Timing and Dose‑Dependence:

• Metabolic and GI effects often manifest with moderate to high doses and over weeks to months.
• Some effects (e.g., mood, insomnia) may appear early.
• Growth and bone effects accumulate with chronic use.

• CYP3A4 Inhibitors (e.g., ketoconazole, ritonavir): May increase deflazacort levels; monitor for corticosteroid excess; consider dose reduction.
• CYP3A4 Inducers (e.g., rifampin, carbamazepine): May decrease deflazacort efficacy; may require dose increase.
• NSAIDs or Anticoagulants: Additive GI bleeding risk; monitor closely.
• Live Vaccines: Contraindicated in immunosuppressed; risk of disseminated infection.
• Diabetic Medications: May require adjustment due to hyperglycemic effects.
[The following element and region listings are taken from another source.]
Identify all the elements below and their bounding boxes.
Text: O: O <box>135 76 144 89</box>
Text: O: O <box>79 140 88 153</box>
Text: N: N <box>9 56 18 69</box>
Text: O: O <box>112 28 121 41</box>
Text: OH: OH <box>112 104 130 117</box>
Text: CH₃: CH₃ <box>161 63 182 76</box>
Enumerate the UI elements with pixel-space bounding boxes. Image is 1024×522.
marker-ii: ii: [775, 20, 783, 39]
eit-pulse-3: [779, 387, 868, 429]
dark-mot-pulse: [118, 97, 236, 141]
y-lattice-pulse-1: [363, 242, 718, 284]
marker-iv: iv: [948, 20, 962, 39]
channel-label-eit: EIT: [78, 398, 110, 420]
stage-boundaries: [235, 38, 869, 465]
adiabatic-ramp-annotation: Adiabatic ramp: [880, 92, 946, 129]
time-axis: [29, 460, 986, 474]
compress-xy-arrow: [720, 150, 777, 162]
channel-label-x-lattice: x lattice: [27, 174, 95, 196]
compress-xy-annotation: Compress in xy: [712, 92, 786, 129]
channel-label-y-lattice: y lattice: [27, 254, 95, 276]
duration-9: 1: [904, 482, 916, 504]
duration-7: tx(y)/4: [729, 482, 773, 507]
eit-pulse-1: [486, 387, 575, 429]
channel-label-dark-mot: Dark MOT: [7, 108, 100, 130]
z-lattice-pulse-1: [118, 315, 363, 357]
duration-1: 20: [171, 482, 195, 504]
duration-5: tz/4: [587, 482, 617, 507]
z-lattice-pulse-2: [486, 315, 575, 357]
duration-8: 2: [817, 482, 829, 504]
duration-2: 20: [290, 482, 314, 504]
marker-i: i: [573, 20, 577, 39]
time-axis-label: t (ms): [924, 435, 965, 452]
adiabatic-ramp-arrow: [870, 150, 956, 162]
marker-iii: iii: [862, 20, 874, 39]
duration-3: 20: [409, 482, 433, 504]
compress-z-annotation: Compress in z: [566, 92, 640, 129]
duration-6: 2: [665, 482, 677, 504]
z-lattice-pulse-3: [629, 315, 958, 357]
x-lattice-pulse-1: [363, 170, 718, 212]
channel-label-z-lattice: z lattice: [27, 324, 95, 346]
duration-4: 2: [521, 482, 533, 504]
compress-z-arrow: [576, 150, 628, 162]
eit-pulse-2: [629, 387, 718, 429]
• DMD Clinical Guidelines (2019–2024): Deflazacort endorsed as first‑line steroid in DMD due to better growth and metabolic profile compared to prednisone/prednisolone.
• Endocrine Society: Updated recommendations emphasize bone-protective strategies and growth monitoring with pediatric steroid use.
• EMA & FDA advisories: Highlight risk of adrenal suppression and recommend standardized tapering protocols.

• Store at 20°C to 25°C (68°F to 77°F).
• Protect from moisture and light; keep in original container.
• Do not freeze.
• Handling Precautions: No special handling needed; wash hands after handling tablets if dose splitting.
• Use: Tablets should be swallowed whole; do not crush or chew.